Ясно, что никогда преступность не выкорчуешь – криминал такой же орган любого государства, как деньги, армия и сама лестница власти. Без него никак. Вот только он как вирус – не лечишь, сожрет, а сделаешь припарочку-другую и вот глядишь дела пошли на лад. И ждешь следующего явления мерзкого паскудника, дабы вновь прогнать его очередным кровавым компрессом.
– Я так думаю, ты уже решил, каким планом воспользоваться? – скорее констатирую факт, чем спрашиваю.
Князь-кесарь ухмыльнулся и положил передо мной кожаную папку с золотым тиснением. Внутри оказалось три листа, в моем мире их называли «формат А-4», ну а здесь их все зовут «единым». За то, что до сих пор, кроме этого вида, другого так и не делают – спрос-то слишком высокий, чтоб разбавить его другими форматами, хотя ватманы тоже имеются, но они так и зовутся. Можно сказать, внекатегорийные они.
Ну то, что вернейший сторонник моего отца умнейший человек – я знаю, но вот то, что он еще чуточку скряга, не догадывался. Сколько общался, сколько копий в словесных баталиях с ним сломал, а вот заметил сию особенность только сейчас, читая каких-то три жалких листа!
Федор Юрьевич ведь не просто хотел уничтожить Вольного, он желал выжать досуха каждого члена шайки. Причем всем сердцем, неистово, яростно. И я его понимаю, ведь чем занимаются тати? Они банально разваливают государство, они же паразиты на его теле, поэтому иначе и не могут. Избавиться от них – богоугодное дело, на которое я, уверен, и патриарх Иерофан даст добро, а заодно и проповедь произнесет, да в колокола бить прикажет. А что – ему можно и такое.
Если план, изложенный на бумаге и полностью известный только князю-кесарю и мне, претворится в жизнь, то в исправительных бригадах прибавится не одна сотня рук! Иначе ведь года через три-четыре половина пленных уже перестанет таковыми быть – даром, что ли, они работают? Как бы не так! Считай немалые деньги плачу из казны за всероссийскую стройку, правда и забираю немало: людей ведь одеть, обуть, накормить и обихаживать надо, пусть даже они и бывшие противники.
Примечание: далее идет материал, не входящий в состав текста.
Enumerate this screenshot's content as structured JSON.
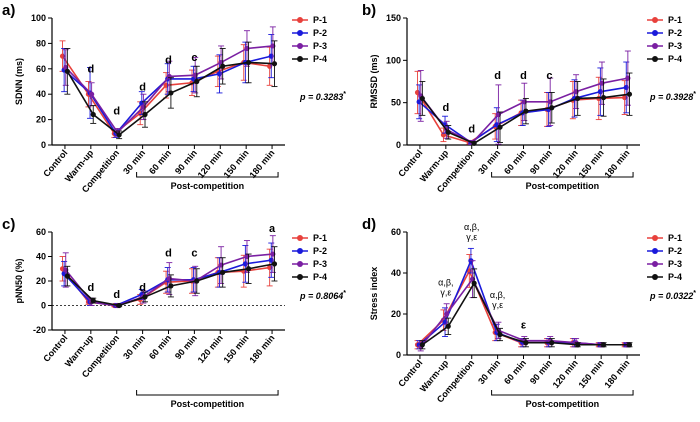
{
  "x_categories": [
    "Control",
    "Warm-up",
    "Competition",
    "30 min",
    "60 min",
    "90 min",
    "120 min",
    "150 min",
    "180 min"
  ],
  "post_label": "Post-competition",
  "series_names": [
    "P-1",
    "P-2",
    "P-3",
    "P-4"
  ],
  "series_colors": [
    "#e8413c",
    "#1a1adb",
    "#7a1fa2",
    "#111111"
  ],
  "chart_data": [
    {
      "id": "a",
      "letter": "a)",
      "type": "line",
      "ylabel": "SDNN (ms)",
      "ylim": [
        0,
        100
      ],
      "yticks": [
        0,
        20,
        40,
        60,
        80,
        100
      ],
      "p_label": "p = 0.3283",
      "p_star": "*",
      "annotations": [
        {
          "cat": 1,
          "text": "d",
          "y": 57
        },
        {
          "cat": 2,
          "text": "d",
          "y": 24
        },
        {
          "cat": 3,
          "text": "d",
          "y": 43
        },
        {
          "cat": 4,
          "text": "d",
          "y": 64
        },
        {
          "cat": 5,
          "text": "c",
          "y": 66
        }
      ],
      "series": [
        {
          "name": "P-1",
          "values": [
            70,
            40,
            9,
            25,
            47,
            49,
            58,
            65,
            62
          ],
          "errors": [
            12,
            10,
            3,
            9,
            10,
            10,
            12,
            14,
            15
          ]
        },
        {
          "name": "P-2",
          "values": [
            59,
            41,
            9,
            33,
            52,
            52,
            56,
            65,
            70
          ],
          "errors": [
            17,
            20,
            3,
            9,
            12,
            10,
            15,
            16,
            17
          ]
        },
        {
          "name": "P-3",
          "values": [
            61,
            40,
            10,
            30,
            54,
            55,
            65,
            76,
            78
          ],
          "errors": [
            14,
            9,
            3,
            10,
            12,
            14,
            13,
            14,
            15
          ]
        },
        {
          "name": "P-4",
          "values": [
            58,
            24,
            8,
            24,
            41,
            50,
            62,
            65,
            64
          ],
          "errors": [
            18,
            7,
            3,
            10,
            12,
            12,
            14,
            16,
            18
          ]
        }
      ]
    },
    {
      "id": "b",
      "letter": "b)",
      "type": "line",
      "ylabel": "RMSSD (ms)",
      "ylim": [
        0,
        150
      ],
      "yticks": [
        0,
        50,
        100,
        150
      ],
      "p_label": "p = 0.3928",
      "p_star": "*",
      "annotations": [
        {
          "cat": 1,
          "text": "d",
          "y": 40
        },
        {
          "cat": 2,
          "text": "d",
          "y": 15
        },
        {
          "cat": 3,
          "text": "d",
          "y": 78
        },
        {
          "cat": 4,
          "text": "d",
          "y": 78
        },
        {
          "cat": 5,
          "text": "c",
          "y": 78
        }
      ],
      "series": [
        {
          "name": "P-1",
          "values": [
            62,
            12,
            3,
            22,
            38,
            42,
            53,
            55,
            56
          ],
          "errors": [
            25,
            8,
            2,
            15,
            15,
            20,
            22,
            25,
            20
          ]
        },
        {
          "name": "P-2",
          "values": [
            51,
            24,
            3,
            24,
            38,
            42,
            55,
            63,
            68
          ],
          "errors": [
            20,
            10,
            2,
            20,
            15,
            20,
            22,
            28,
            30
          ]
        },
        {
          "name": "P-3",
          "values": [
            58,
            18,
            3,
            36,
            51,
            51,
            63,
            73,
            79
          ],
          "errors": [
            30,
            10,
            2,
            35,
            22,
            28,
            20,
            25,
            32
          ]
        },
        {
          "name": "P-4",
          "values": [
            55,
            15,
            2,
            21,
            40,
            44,
            55,
            56,
            60
          ],
          "errors": [
            20,
            8,
            2,
            18,
            15,
            18,
            20,
            22,
            25
          ]
        }
      ]
    },
    {
      "id": "c",
      "letter": "c)",
      "type": "line",
      "ylabel": "pNN50 (%)",
      "ylim": [
        -20,
        60
      ],
      "yticks": [
        -20,
        0,
        20,
        40,
        60
      ],
      "p_label": "p = 0.8064",
      "p_star": "*",
      "annotations": [
        {
          "cat": 1,
          "text": "d",
          "y": 12
        },
        {
          "cat": 2,
          "text": "d",
          "y": 6
        },
        {
          "cat": 3,
          "text": "d",
          "y": 12
        },
        {
          "cat": 4,
          "text": "d",
          "y": 40
        },
        {
          "cat": 5,
          "text": "c",
          "y": 40
        },
        {
          "cat": 8,
          "text": "a",
          "y": 60
        }
      ],
      "series": [
        {
          "name": "P-1",
          "values": [
            30,
            3,
            0,
            5,
            19,
            20,
            27,
            28,
            31
          ],
          "errors": [
            10,
            2,
            1,
            4,
            9,
            10,
            12,
            13,
            15
          ]
        },
        {
          "name": "P-2",
          "values": [
            26,
            3,
            0,
            9,
            21,
            21,
            27,
            34,
            37
          ],
          "errors": [
            10,
            3,
            1,
            4,
            10,
            10,
            12,
            15,
            14
          ]
        },
        {
          "name": "P-3",
          "values": [
            29,
            3,
            0,
            7,
            22,
            20,
            33,
            40,
            42
          ],
          "errors": [
            14,
            3,
            1,
            5,
            13,
            12,
            15,
            13,
            15
          ]
        },
        {
          "name": "P-4",
          "values": [
            24,
            4,
            0,
            7,
            16,
            20,
            27,
            30,
            34
          ],
          "errors": [
            8,
            2,
            1,
            4,
            9,
            10,
            12,
            12,
            14
          ]
        }
      ]
    },
    {
      "id": "d",
      "letter": "d)",
      "type": "line",
      "ylabel": "Stress index",
      "ylim": [
        0,
        60
      ],
      "yticks": [
        0,
        20,
        40,
        60
      ],
      "p_label": "p = 0.0322",
      "p_star": "*",
      "annotations": [
        {
          "cat": 1,
          "text": "α,β,",
          "text2": "γ,ε",
          "y": 29
        },
        {
          "cat": 2,
          "text": "α,β,",
          "text2": "γ,ε",
          "y": 56
        },
        {
          "cat": 3,
          "text": "α,β,",
          "text2": "γ,ε",
          "y": 23
        },
        {
          "cat": 4,
          "text": "ε",
          "y": 13
        }
      ],
      "series": [
        {
          "name": "P-1",
          "values": [
            5,
            17,
            41,
            11,
            6,
            6,
            6,
            5,
            5
          ],
          "errors": [
            2,
            5,
            8,
            4,
            2,
            2,
            2,
            1,
            1
          ]
        },
        {
          "name": "P-2",
          "values": [
            5,
            16,
            46,
            11,
            6,
            6,
            6,
            5,
            5
          ],
          "errors": [
            2,
            7,
            6,
            4,
            2,
            2,
            2,
            1,
            1
          ]
        },
        {
          "name": "P-3",
          "values": [
            4,
            20,
            37,
            12,
            7,
            7,
            6,
            5,
            5
          ],
          "errors": [
            2,
            5,
            9,
            4,
            2,
            2,
            2,
            1,
            1
          ]
        },
        {
          "name": "P-4",
          "values": [
            5,
            14,
            35,
            10,
            6,
            6,
            5,
            5,
            5
          ],
          "errors": [
            2,
            4,
            7,
            3,
            2,
            2,
            1,
            1,
            1
          ]
        }
      ]
    }
  ]
}
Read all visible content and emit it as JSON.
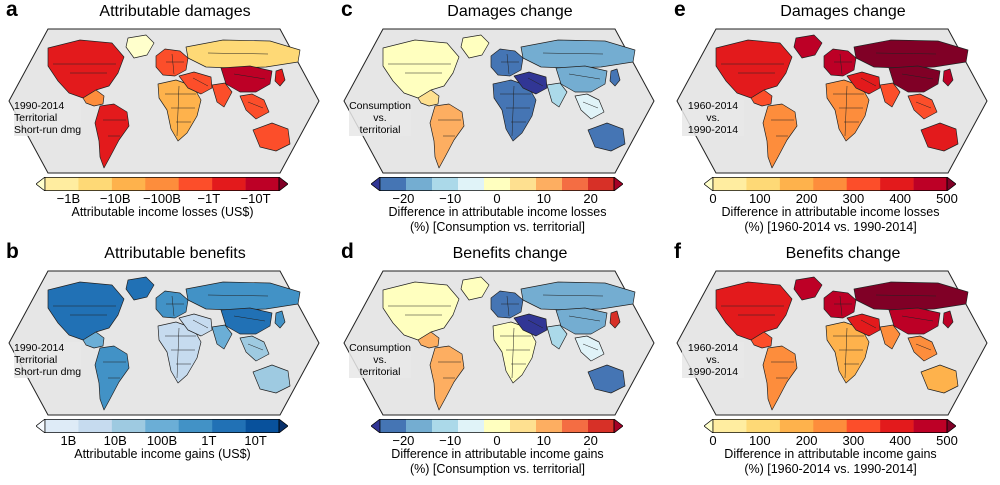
{
  "colors": {
    "ocean": "#e6e6e6",
    "border": "#222222",
    "nodata": "#ffffff",
    "ylorrd": [
      "#ffffcc",
      "#ffeda0",
      "#fed976",
      "#feb24c",
      "#fd8d3c",
      "#fc4e2a",
      "#e31a1c",
      "#bd0026",
      "#800026"
    ],
    "blues": [
      "#f7fbff",
      "#deebf7",
      "#c6dbef",
      "#9ecae1",
      "#6baed6",
      "#4292c6",
      "#2171b5",
      "#08519c",
      "#08306b"
    ],
    "rdylbu": [
      "#313695",
      "#4575b4",
      "#74add1",
      "#abd9e9",
      "#e0f3f8",
      "#ffffbf",
      "#fee090",
      "#fdae61",
      "#f46d43",
      "#d73027",
      "#a50026"
    ]
  },
  "panels": [
    {
      "letter": "a",
      "title": "Attributable damages",
      "note": [
        "1990-2014",
        "Territorial",
        "Short-run dmg"
      ],
      "note_align": "left",
      "palette": "ylorrd",
      "ticks": [
        "−1B",
        "−10B",
        "−100B",
        "−1T",
        "−10T"
      ],
      "caption": [
        "Attributable income losses (US$)"
      ],
      "fill": {
        "NA": 6,
        "GRN": 0,
        "CA": 4,
        "SA": 6,
        "EU": 5,
        "RU": 2,
        "AF": 3,
        "ME": 5,
        "SAS": 5,
        "CN": 7,
        "SEA": 5,
        "AU": 5,
        "JP": 6
      }
    },
    {
      "letter": "c",
      "title": "Damages change",
      "note": [
        "Consumption",
        "vs.",
        "territorial"
      ],
      "note_align": "center",
      "palette": "rdylbu",
      "ticks": [
        "−20",
        "−10",
        "0",
        "10",
        "20"
      ],
      "caption": [
        "Difference in attributable income losses",
        "(%) [Consumption vs. territorial]"
      ],
      "fill": {
        "NA": 5,
        "GRN": 5,
        "CA": 6,
        "SA": 7,
        "EU": 1,
        "RU": 2,
        "AF": 1,
        "ME": 0,
        "SAS": 3,
        "CN": 2,
        "SEA": 4,
        "AU": 1,
        "JP": 1
      }
    },
    {
      "letter": "e",
      "title": "Damages change",
      "note": [
        "1960-2014",
        "vs.",
        "1990-2014"
      ],
      "note_align": "center",
      "palette": "ylorrd",
      "ticks": [
        "0",
        "100",
        "200",
        "300",
        "400",
        "500"
      ],
      "caption": [
        "Difference in attributable income losses",
        "(%) [1960-2014 vs. 1990-2014]"
      ],
      "fill": {
        "NA": 6,
        "GRN": 7,
        "CA": 5,
        "SA": 4,
        "EU": 7,
        "RU": 8,
        "AF": 4,
        "ME": 6,
        "SAS": 5,
        "CN": 8,
        "SEA": 5,
        "AU": 6,
        "JP": 7
      }
    },
    {
      "letter": "b",
      "title": "Attributable benefits",
      "note": [
        "1990-2014",
        "Territorial",
        "Short-run dmg"
      ],
      "note_align": "left",
      "palette": "blues",
      "ticks": [
        "1B",
        "10B",
        "100B",
        "1T",
        "10T"
      ],
      "caption": [
        "Attributable income gains (US$)"
      ],
      "fill": {
        "NA": 6,
        "GRN": 6,
        "CA": 4,
        "SA": 5,
        "EU": 5,
        "RU": 5,
        "AF": 2,
        "ME": 2,
        "SAS": 4,
        "CN": 6,
        "SEA": 3,
        "AU": 3,
        "JP": 5
      }
    },
    {
      "letter": "d",
      "title": "Benefits change",
      "note": [
        "Consumption",
        "vs.",
        "territorial"
      ],
      "note_align": "center",
      "palette": "rdylbu",
      "ticks": [
        "−20",
        "−10",
        "0",
        "10",
        "20"
      ],
      "caption": [
        "Difference in attributable income gains",
        "(%) [Consumption vs. territorial]"
      ],
      "fill": {
        "NA": 5,
        "GRN": 5,
        "CA": 7,
        "SA": 7,
        "EU": 1,
        "RU": 2,
        "AF": 5,
        "ME": 0,
        "SAS": 3,
        "CN": 2,
        "SEA": 4,
        "AU": 1,
        "JP": 9
      }
    },
    {
      "letter": "f",
      "title": "Benefits change",
      "note": [
        "1960-2014",
        "vs.",
        "1990-2014"
      ],
      "note_align": "center",
      "palette": "ylorrd",
      "ticks": [
        "0",
        "100",
        "200",
        "300",
        "400",
        "500"
      ],
      "caption": [
        "Difference in attributable income gains",
        "(%) [1960-2014 vs. 1990-2014]"
      ],
      "fill": {
        "NA": 6,
        "GRN": 7,
        "CA": 5,
        "SA": 4,
        "EU": 7,
        "RU": 8,
        "AF": 3,
        "ME": 6,
        "SAS": 4,
        "CN": 7,
        "SEA": 4,
        "AU": 3,
        "JP": 7
      }
    }
  ]
}
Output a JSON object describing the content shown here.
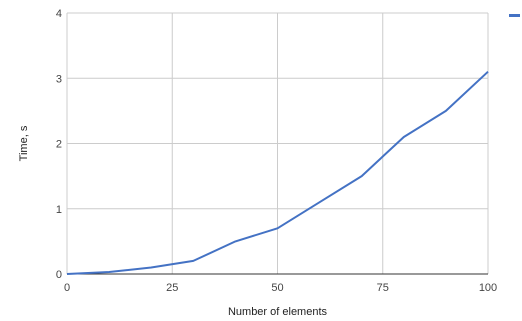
{
  "chart_data": {
    "type": "line",
    "title": "",
    "xlabel": "Number of elements",
    "ylabel": "Time, s",
    "xlim": [
      0,
      100
    ],
    "ylim": [
      0,
      4
    ],
    "x_ticks": [
      0,
      25,
      50,
      75,
      100
    ],
    "y_ticks": [
      0,
      1,
      2,
      3,
      4
    ],
    "grid": true,
    "legend_position": "top-right",
    "series": [
      {
        "color": "#4472c4",
        "points": [
          {
            "x": 0,
            "y": 0
          },
          {
            "x": 10,
            "y": 0.03
          },
          {
            "x": 20,
            "y": 0.1
          },
          {
            "x": 30,
            "y": 0.2
          },
          {
            "x": 40,
            "y": 0.5
          },
          {
            "x": 50,
            "y": 0.7
          },
          {
            "x": 60,
            "y": 1.1
          },
          {
            "x": 70,
            "y": 1.5
          },
          {
            "x": 80,
            "y": 2.1
          },
          {
            "x": 90,
            "y": 2.5
          },
          {
            "x": 100,
            "y": 3.1
          }
        ]
      }
    ]
  }
}
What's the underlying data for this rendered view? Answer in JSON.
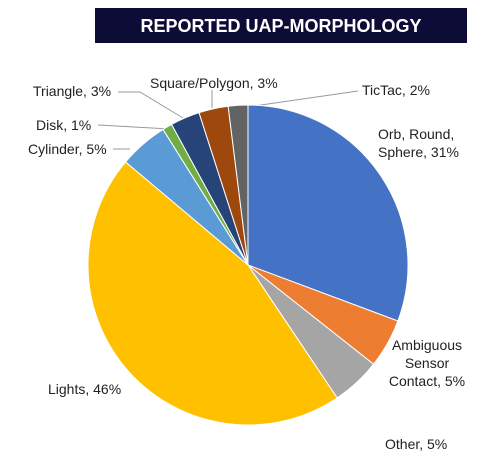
{
  "chart_data": {
    "type": "pie",
    "title": "REPORTED UAP-MORPHOLOGY",
    "labels": [
      "Orb, Round,\nSphere, 31%",
      "Ambiguous\nSensor\nContact, 5%",
      "Other, 5%",
      "Lights, 46%",
      "Cylinder, 5%",
      "Disk, 1%",
      "Triangle, 3%",
      "Square/Polygon, 3%",
      "TicTac, 2%"
    ],
    "values": [
      31,
      5,
      5,
      46,
      5,
      1,
      3,
      3,
      2
    ],
    "colors": [
      "#4472c4",
      "#ed7d31",
      "#a5a5a5",
      "#ffc000",
      "#5b9bd5",
      "#70ad47",
      "#264478",
      "#9e480e",
      "#636363"
    ]
  }
}
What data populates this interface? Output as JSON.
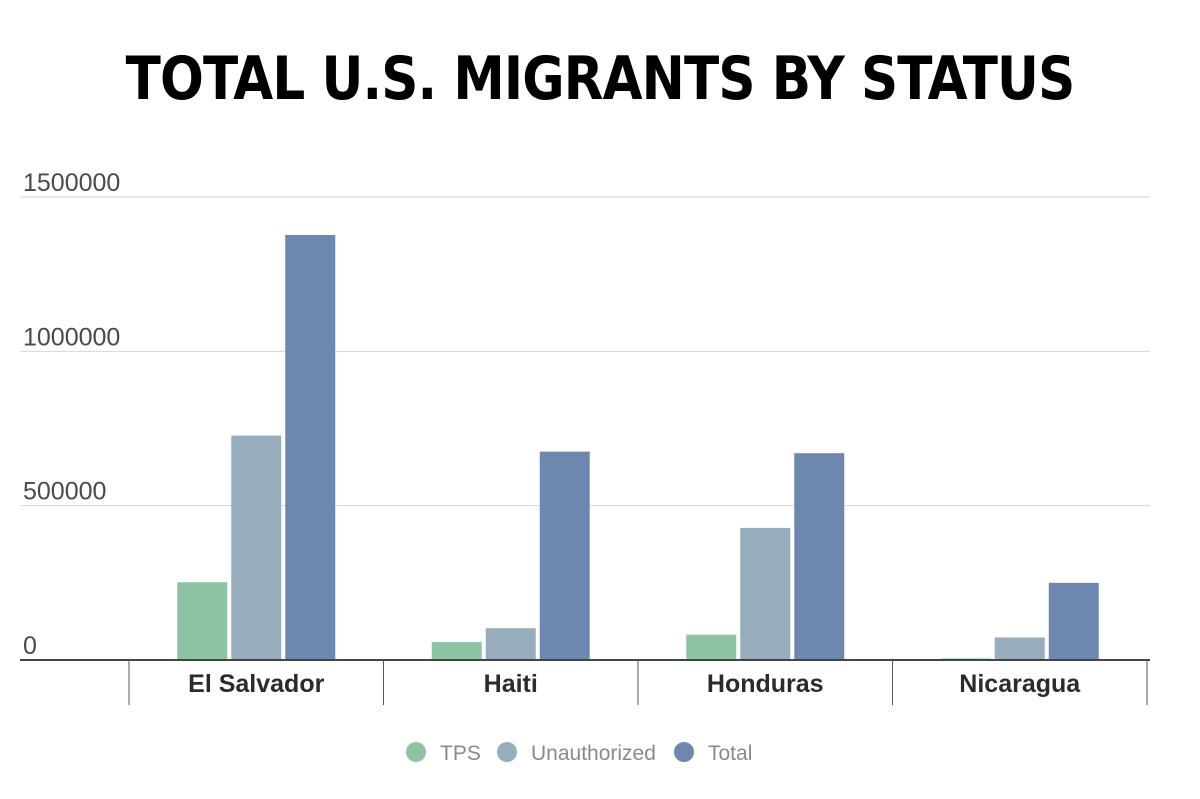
{
  "chart_data": {
    "type": "bar",
    "title": "TOTAL U.S. MIGRANTS BY STATUS",
    "xlabel": "",
    "ylabel": "",
    "ylim": [
      0,
      1500000
    ],
    "yticks": [
      0,
      500000,
      1000000,
      1500000
    ],
    "grid": true,
    "legend_position": "bottom",
    "categories": [
      "El Salvador",
      "Haiti",
      "Honduras",
      "Nicaragua"
    ],
    "series": [
      {
        "name": "TPS",
        "color": "#8ec4a5",
        "values": [
          252000,
          58000,
          82000,
          5000
        ]
      },
      {
        "name": "Unauthorized",
        "color": "#97adbb",
        "values": [
          727000,
          103000,
          428000,
          73000
        ]
      },
      {
        "name": "Total",
        "color": "#6e87ae",
        "values": [
          1377000,
          675000,
          670000,
          250000
        ]
      }
    ]
  }
}
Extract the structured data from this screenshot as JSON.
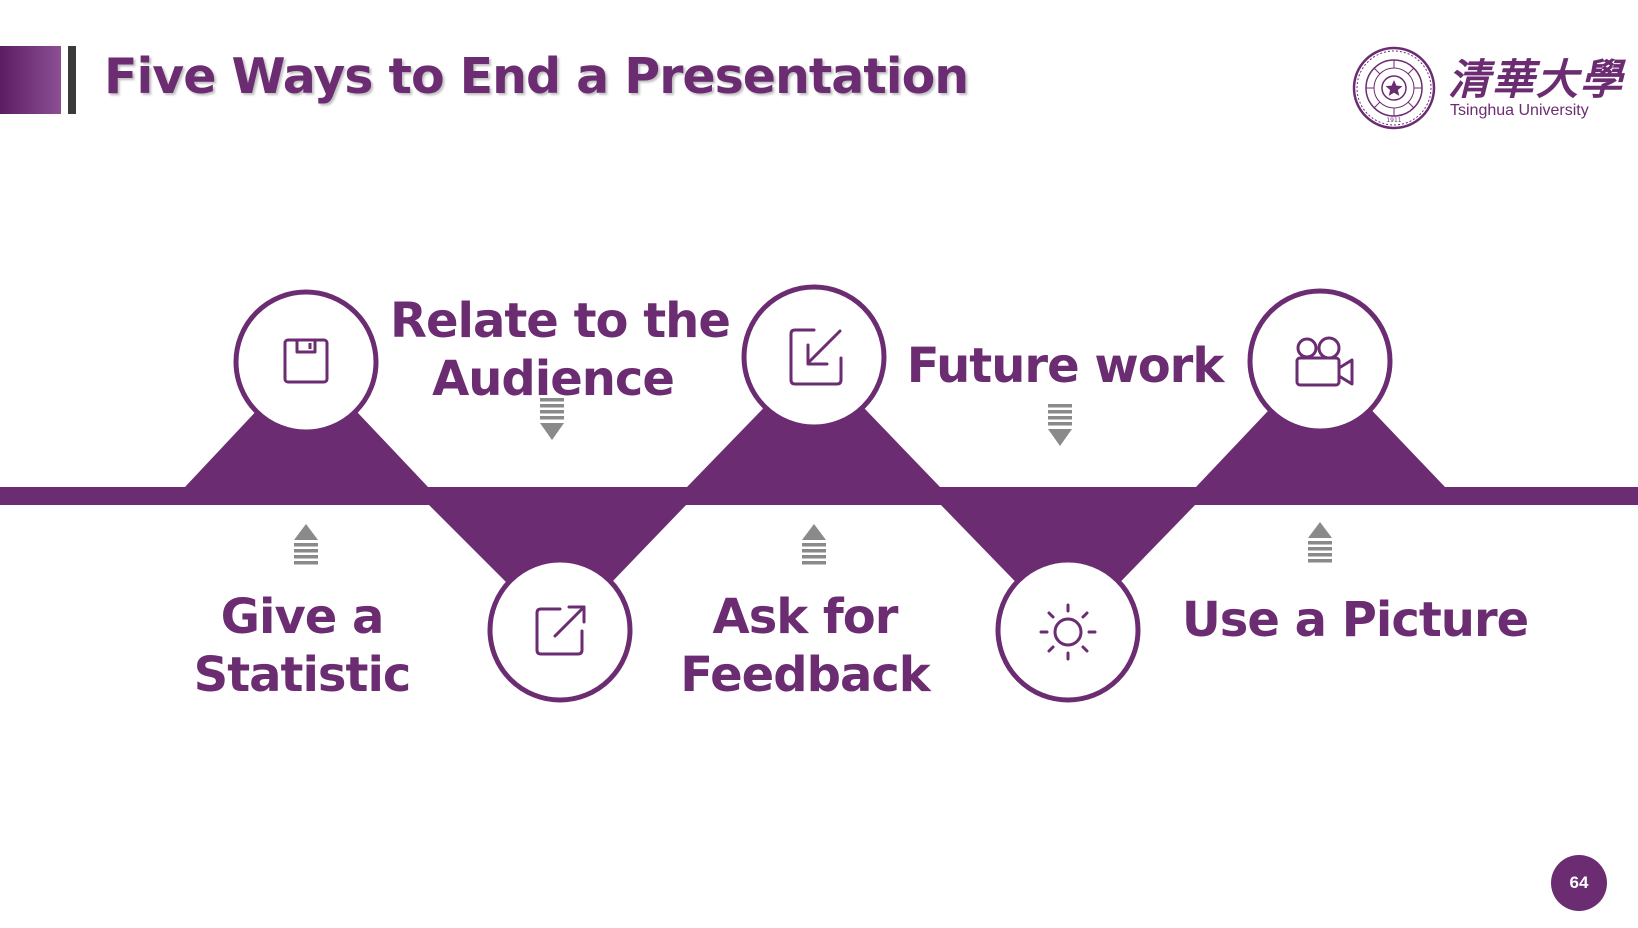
{
  "slide": {
    "title": "Five Ways to End a Presentation",
    "page_number": "64"
  },
  "logo": {
    "chinese_name": "清華大學",
    "english_name": "Tsinghua University",
    "seal_year": "1911"
  },
  "colors": {
    "brand_purple": "#6b2c72",
    "arrow_gray": "#8a8a8a"
  },
  "steps": [
    {
      "label_line1": "Give a",
      "label_line2": "Statistic",
      "icon": "save-icon",
      "position": "top-circle"
    },
    {
      "label_line1": "Relate to the",
      "label_line2": "Audience",
      "icon": "external-link-icon",
      "position": "bottom-circle"
    },
    {
      "label_line1": "Ask for",
      "label_line2": "Feedback",
      "icon": "arrow-down-left-icon",
      "position": "top-circle"
    },
    {
      "label_line1": "Future work",
      "label_line2": "",
      "icon": "sun-icon",
      "position": "bottom-circle"
    },
    {
      "label_line1": "Use a Picture",
      "label_line2": "",
      "icon": "video-camera-icon",
      "position": "top-circle"
    }
  ]
}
Так что из тех сумм, что платятся исправникам, львиная доля уходит обратно в казну, а заодно чуточку оседает по весям и селам, да городам, что соединяются Царевой Дорогой.
Да, не прижилось «шоссе», и «трасса» не прижилась, а вот Царева Дорога в народе отложилась прочно, да оно и понятно – шириной в семь метров, да порой возвышающаяся над привычным ландшафтом на два с половиной, а кое-где и все три метра, с множеством поперечных проходов для большой воды и прочими непривычными люду мелочами. Как тут не дать собственное имя? Ведь остальные-то дороги по сравнению с этой кажутся лесными тропками, кое-как «пробитыми» по зарослям.
Хм…
Знатно он тут пишет, толково, помнится, мы несколько иначе хотели исполнить, ан нет, тут злее, наглее и оригинальнее. Волей-неволей поразишься коварству князя! И ведь родовит он не хуже моего: знатнейший род Ромодановских насчитывает двадцать три колена от Рюрика. Отец Фёдора Юрьевича – князь Юрий Иванович Ромодановский, был сперва стольником, а позднее вовсе получил боярство. С малых лет князь Фёдор, будучи сыном приближённого царя Алексея Михайловича, находился при дворе. Когда праздновалось рождение Петра Алексеевича, то в числе десяти дворян, приглашенных к родильному столу в Грановитой палате, князь Фёдор Юрьевич Ромодановский был показан первым. Да и насколько мне известно, в боярской книге уже в то время он записан как ближний стольник. А для понимающего человека это Знак! Такого добивается один из тысячи достойных. К тому же Петр Великий сразу выделил Фёдора Юрьевича. О чем ни разу не пожалел.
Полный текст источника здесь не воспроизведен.